Seguimos comprobando que, a pesar de estar publicados ya los referentes en formación de las cualificaciones profesionales de socorrismo en instalaciones acuáticas (9 de marzo de 2004) y de espacios acuáticos naturales (1 de diciembre de 2007), se siguen realizando cursos de socorristas acuáticos utilizando planes de estudio antiguos, que no tienen en cuenta la formación por módulos y en los que ni siquiera se menciona la prevención.

Seguimos comprobando que los cursos de socorristas acuáticos se organizan con un afán recaudatorio, bajando al máximo el nivel de exigencia y sin ningún interés por conseguir el mayor nivel posible en los alumnos futuros socorristas.

Seguimos comprobando que las aletas no se utilizan o se utilizan muy poco, que apenas se enseña nada sobre ellas y que no se entrena ni su colocación ni casi nada con ellas.

Seguimos comprobando que se sigue utilizando la boya torpedo, un material más barato y que se conoce porque sale en una serie de televisión, pero que es muchísimo peor que cualquier Marpa o tubo de rescate, puesto que los riesgos que implica son mayores y su adaptación a víctimas conscientes e inconscientes es infinitamente menor.

Seguimos comprobando que los socorristas entran al agua de cabeza, olvidando que deben velar por su seguridad y por no perder de vista al entorno y a la víctima, y también sin darse cuenta que no ganan tanto tiempo.

Seguimos comprobando que se utilizan zafaduras como si rescatar a una persona en el medio acuático fuera una pelea o un combate de judo y no una acción humanitaria en la que el socorrista es el que domina el medio acuático y las técnicas y no necesita perder tiempo en acciones de lucha que pueden dañar a la víctima.

Seguimos comprobando que no se habla del control de la víctima y que no se enseña ni se practican unas técnicas en las que casi sin esfuerzo el socorrista no corre riesgos y la víctima es controlada perfectamente.

Control de víctima consciente utilizando el Marpa y la técnica del giro.

Control de víctima consciente utilizando Marpa y la técnica del giro.

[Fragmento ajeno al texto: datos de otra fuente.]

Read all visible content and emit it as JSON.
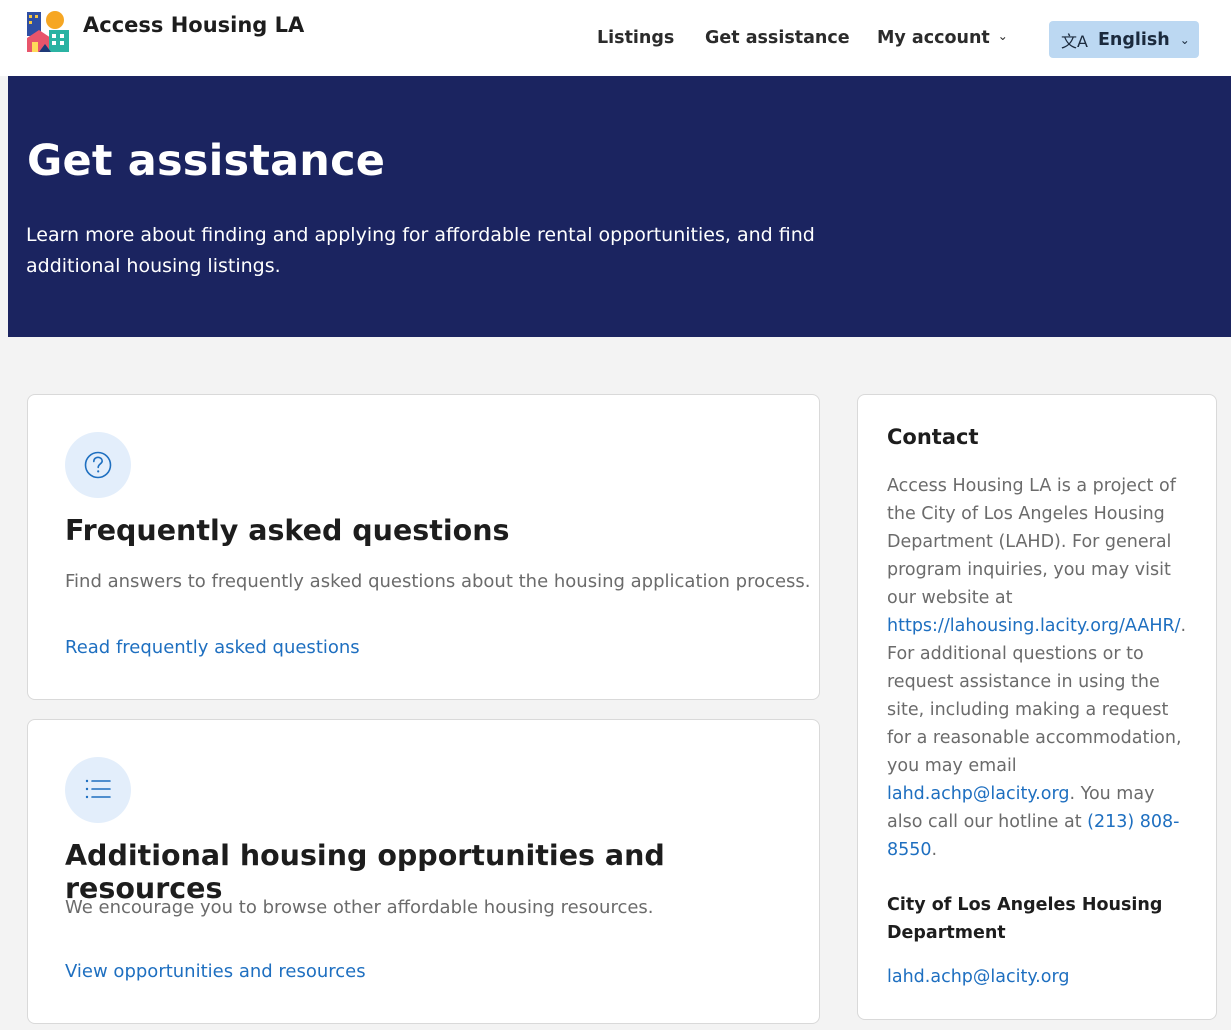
{
  "header": {
    "brand_name": "Access Housing LA",
    "nav": {
      "listings": "Listings",
      "get_assistance": "Get assistance",
      "my_account": "My account"
    },
    "language": {
      "selected": "English",
      "icon": "translate-icon"
    }
  },
  "hero": {
    "title": "Get assistance",
    "subtitle": "Learn more about finding and applying for affordable rental opportunities, and find additional housing listings."
  },
  "cards": [
    {
      "icon": "question-circle-icon",
      "title": "Frequently asked questions",
      "description": "Find answers to frequently asked questions about the housing application process.",
      "link": "Read frequently asked questions"
    },
    {
      "icon": "list-icon",
      "title": "Additional housing opportunities and resources",
      "description": "We encourage you to browse other affordable housing resources.",
      "link": "View opportunities and resources"
    }
  ],
  "contact": {
    "title": "Contact",
    "body_part1": "Access Housing LA is a project of the City of Los Angeles Housing Department (LAHD). For general program inquiries, you may visit our website at ",
    "website_link": "https://lahousing.lacity.org/AAHR/",
    "body_part2": ". For additional questions or to request assistance in using the site, including making a request for a reasonable accommodation, you may email ",
    "email_link_inline": "lahd.achp@lacity.org",
    "body_part3": ". You may also call our hotline at ",
    "phone_link": "(213) 808-8550",
    "body_part4": ".",
    "org_name": "City of Los Angeles Housing Department",
    "email": "lahd.achp@lacity.org"
  },
  "colors": {
    "hero_bg": "#1b2460",
    "link": "#1e6fc0",
    "language_button_bg": "#bcd8f2",
    "icon_circle_bg": "#e3eefb"
  }
}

Enganche del mosquetón.

Seguimos comprobando que la extracción de la víctima se realiza de cualquier forma o utilizando una técnica que amplía muchísimo el tiempo y que, además, implica riesgos de dañar gravemente a la víctima.

Sí, por todas las razones anteriores y por muchas más que se nos pueden ocurrir, la formación continuada debería ser un deber de cualquier socorrista acuático y también un derecho, pero no un examen sin sentido y una forma de sacar dinero.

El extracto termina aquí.